DO NOT envy Brazil’s monetary policymakers. The economy is faltering. With business confidence plumbing record depths, unemployment up and real wages down—by 3% year-on-year in March, the most in more than a decade—demand remains fragile. Supermarket sales fell by 2.6% last month, compared with the previous one. Output will probably contract by at least 1% this year. Yet with prices rising at the fastest rate since 2003, the central bank’s rate-setters had little choice when they met on April 29th but to raise interest rates by another half a percentage point, to 13.25%.
If Brazil is fortunate, the painful rate hike could leave policy-makers with a bit more room to manoeuvre when they next convene in June. One source of inflationary pressure is easing: the real has rebounded by more than 10% against the dollar since its 12-year trough six weeks ago. This, notes Alberto Ramos of Goldman Sachs, an investment bank, mainly reflects the prospect that the Federal Reserve will keep its own rates rock-bottom for a while longer, given the recent underwhelming performance of the American economy. But it also illustrates the markets’ belief that the wily finance minister, Joaquim Levy, will manage to keep his pledge and turn a primary budget deficit (excluding interest payments) of 0.6% in 2014 into a surplus of 1.2% this year.

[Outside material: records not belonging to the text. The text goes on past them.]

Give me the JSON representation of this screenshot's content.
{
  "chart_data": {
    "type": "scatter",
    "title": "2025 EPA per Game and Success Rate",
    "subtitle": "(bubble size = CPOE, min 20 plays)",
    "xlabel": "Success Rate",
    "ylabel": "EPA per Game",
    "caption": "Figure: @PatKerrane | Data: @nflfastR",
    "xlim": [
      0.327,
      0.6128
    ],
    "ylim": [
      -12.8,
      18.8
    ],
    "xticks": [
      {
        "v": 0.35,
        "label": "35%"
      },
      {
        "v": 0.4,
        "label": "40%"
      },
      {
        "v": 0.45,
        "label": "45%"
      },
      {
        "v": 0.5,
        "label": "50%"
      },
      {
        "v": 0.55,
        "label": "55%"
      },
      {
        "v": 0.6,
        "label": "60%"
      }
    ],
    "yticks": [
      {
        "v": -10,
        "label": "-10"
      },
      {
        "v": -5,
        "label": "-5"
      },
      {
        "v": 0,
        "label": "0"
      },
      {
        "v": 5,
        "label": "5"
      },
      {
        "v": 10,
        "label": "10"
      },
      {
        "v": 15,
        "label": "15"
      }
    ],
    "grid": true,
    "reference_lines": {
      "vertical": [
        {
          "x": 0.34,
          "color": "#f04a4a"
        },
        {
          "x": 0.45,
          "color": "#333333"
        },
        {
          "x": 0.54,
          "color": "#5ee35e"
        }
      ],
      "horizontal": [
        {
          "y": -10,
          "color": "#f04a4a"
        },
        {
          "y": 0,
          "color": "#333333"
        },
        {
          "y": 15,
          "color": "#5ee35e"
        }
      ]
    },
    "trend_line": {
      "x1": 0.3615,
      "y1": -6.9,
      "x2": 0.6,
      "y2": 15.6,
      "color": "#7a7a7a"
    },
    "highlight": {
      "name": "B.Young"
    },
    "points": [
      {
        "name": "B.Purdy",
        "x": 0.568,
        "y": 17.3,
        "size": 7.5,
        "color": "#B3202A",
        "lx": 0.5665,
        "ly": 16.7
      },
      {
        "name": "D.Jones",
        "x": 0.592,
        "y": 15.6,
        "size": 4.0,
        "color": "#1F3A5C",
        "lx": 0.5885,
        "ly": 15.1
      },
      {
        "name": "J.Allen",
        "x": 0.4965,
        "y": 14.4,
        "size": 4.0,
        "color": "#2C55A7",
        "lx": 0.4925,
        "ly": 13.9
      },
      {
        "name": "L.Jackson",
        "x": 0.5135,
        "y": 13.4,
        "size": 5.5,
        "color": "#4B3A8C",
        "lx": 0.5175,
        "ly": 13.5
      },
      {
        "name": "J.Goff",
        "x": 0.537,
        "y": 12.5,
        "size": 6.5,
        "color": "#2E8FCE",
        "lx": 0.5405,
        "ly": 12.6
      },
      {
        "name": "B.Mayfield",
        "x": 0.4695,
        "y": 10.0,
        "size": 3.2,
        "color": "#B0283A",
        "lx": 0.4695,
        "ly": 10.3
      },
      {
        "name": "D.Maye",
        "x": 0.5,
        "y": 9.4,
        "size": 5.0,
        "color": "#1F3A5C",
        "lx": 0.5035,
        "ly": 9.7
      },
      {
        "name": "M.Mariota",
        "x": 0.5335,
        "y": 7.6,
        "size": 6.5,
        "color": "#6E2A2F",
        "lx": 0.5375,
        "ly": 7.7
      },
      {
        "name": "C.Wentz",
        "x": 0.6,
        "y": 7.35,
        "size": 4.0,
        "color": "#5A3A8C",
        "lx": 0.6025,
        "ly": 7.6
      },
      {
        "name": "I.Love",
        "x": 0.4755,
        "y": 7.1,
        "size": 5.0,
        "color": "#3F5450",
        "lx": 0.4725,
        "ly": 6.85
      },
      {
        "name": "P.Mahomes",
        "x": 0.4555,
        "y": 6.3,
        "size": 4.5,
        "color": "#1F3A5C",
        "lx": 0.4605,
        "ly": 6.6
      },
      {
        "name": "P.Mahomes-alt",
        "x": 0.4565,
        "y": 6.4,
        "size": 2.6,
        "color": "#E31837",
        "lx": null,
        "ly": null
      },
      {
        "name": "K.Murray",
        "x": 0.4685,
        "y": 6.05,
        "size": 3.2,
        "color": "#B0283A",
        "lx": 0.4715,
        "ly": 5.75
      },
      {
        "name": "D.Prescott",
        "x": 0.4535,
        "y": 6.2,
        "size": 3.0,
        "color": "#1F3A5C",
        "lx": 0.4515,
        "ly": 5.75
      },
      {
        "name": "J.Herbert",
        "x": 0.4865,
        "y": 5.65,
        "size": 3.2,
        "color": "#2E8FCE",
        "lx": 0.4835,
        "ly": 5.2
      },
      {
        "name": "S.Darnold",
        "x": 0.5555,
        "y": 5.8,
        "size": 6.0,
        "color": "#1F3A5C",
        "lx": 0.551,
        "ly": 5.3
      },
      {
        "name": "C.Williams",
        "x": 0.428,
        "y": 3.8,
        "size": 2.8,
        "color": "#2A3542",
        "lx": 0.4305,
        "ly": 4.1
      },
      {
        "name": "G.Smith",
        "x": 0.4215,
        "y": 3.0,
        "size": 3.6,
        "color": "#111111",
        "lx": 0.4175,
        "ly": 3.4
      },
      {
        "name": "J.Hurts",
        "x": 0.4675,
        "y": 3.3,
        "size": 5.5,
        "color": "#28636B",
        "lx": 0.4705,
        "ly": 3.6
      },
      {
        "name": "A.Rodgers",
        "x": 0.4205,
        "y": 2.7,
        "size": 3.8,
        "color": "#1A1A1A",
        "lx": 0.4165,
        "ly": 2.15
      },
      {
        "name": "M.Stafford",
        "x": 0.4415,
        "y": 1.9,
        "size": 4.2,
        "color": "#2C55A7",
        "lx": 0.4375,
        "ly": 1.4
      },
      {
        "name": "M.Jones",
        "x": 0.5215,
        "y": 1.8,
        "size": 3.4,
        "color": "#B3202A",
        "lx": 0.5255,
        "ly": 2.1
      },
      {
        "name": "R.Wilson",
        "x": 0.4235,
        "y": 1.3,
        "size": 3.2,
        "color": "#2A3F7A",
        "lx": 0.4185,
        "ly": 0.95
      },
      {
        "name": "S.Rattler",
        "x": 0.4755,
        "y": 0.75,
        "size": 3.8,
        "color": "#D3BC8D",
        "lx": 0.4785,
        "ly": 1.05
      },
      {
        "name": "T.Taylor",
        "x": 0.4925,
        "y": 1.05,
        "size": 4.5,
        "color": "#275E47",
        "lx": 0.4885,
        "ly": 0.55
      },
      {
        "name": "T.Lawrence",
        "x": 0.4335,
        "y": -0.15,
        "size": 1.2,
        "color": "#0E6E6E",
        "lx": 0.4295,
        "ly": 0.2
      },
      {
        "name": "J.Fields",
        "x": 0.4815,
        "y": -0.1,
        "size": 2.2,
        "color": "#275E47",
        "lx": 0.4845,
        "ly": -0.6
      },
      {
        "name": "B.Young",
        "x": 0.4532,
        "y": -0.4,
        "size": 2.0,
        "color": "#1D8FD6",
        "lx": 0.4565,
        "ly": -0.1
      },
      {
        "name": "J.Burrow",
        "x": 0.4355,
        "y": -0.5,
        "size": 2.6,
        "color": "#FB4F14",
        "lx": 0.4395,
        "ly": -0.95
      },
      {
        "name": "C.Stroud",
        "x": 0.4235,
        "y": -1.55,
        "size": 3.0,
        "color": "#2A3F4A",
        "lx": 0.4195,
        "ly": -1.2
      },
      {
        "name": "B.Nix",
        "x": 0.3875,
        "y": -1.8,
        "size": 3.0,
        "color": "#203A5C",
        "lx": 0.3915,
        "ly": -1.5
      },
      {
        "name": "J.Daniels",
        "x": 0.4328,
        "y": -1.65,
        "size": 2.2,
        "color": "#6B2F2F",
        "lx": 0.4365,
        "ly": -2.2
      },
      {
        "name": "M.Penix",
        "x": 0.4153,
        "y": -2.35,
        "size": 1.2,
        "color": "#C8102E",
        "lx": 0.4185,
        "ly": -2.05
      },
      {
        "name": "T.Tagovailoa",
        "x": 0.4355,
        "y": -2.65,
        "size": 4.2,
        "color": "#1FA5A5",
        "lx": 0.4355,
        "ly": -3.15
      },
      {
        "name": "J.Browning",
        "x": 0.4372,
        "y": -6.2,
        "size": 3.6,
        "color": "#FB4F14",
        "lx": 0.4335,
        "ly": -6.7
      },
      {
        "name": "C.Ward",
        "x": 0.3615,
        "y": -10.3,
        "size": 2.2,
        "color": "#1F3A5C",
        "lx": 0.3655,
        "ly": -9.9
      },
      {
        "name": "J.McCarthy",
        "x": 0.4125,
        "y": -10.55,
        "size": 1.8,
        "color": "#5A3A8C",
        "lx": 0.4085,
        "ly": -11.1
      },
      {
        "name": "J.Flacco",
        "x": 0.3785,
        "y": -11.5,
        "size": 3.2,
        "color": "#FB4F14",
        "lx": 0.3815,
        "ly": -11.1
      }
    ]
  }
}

This faith was shaken on April 30th, when official figures showed that in March the government managed to set aside a piffling 239m reais ($79m) to pay creditors; analysts had been expecting something closer to 5 billion reais. Meanwhile, the total public-sector deficit ballooned to 7.8% of GDP, inflated by a 34.5 billion reais monthly loss stemming from the central bank’s currency-swap programme. The economic slowdown also appears to be hurting the government’s tax take.
In contrast to the central bankers, then, Mr Levy’s life is getting harder. Making it more complicated still is a recent change to the way GDP is calculated. The new methodology, introduced earlier this year, brought Brazil into line with international standards (for instance by treating R&D spending as investment, not a cost). It gave output an arithmetical boost: in 2014 the economy’s size was 5.84 trillion reais, nearly 6% bigger than previously reckoned. Brazil’s ratio of gross government debt to GDP dipped, from 64% to 62%, thanks to a bigger denominator. The same logic, however, means that Mr Levy now needs to find an extra 3.8 billion reais in order to meet his primary-surplus promise.
With (modest) entitlement reform stuck in Congress, the axe has predictably fallen on investment: nearly 40% was lopped off the government’s flagship “Growth Acceleration Programme” of infrastructure works in the first quarter, compared with the same period last year. Such discretionary-spending cuts are easiest to administer. They are also the most detrimental to the Brazilian economy’s long-term health.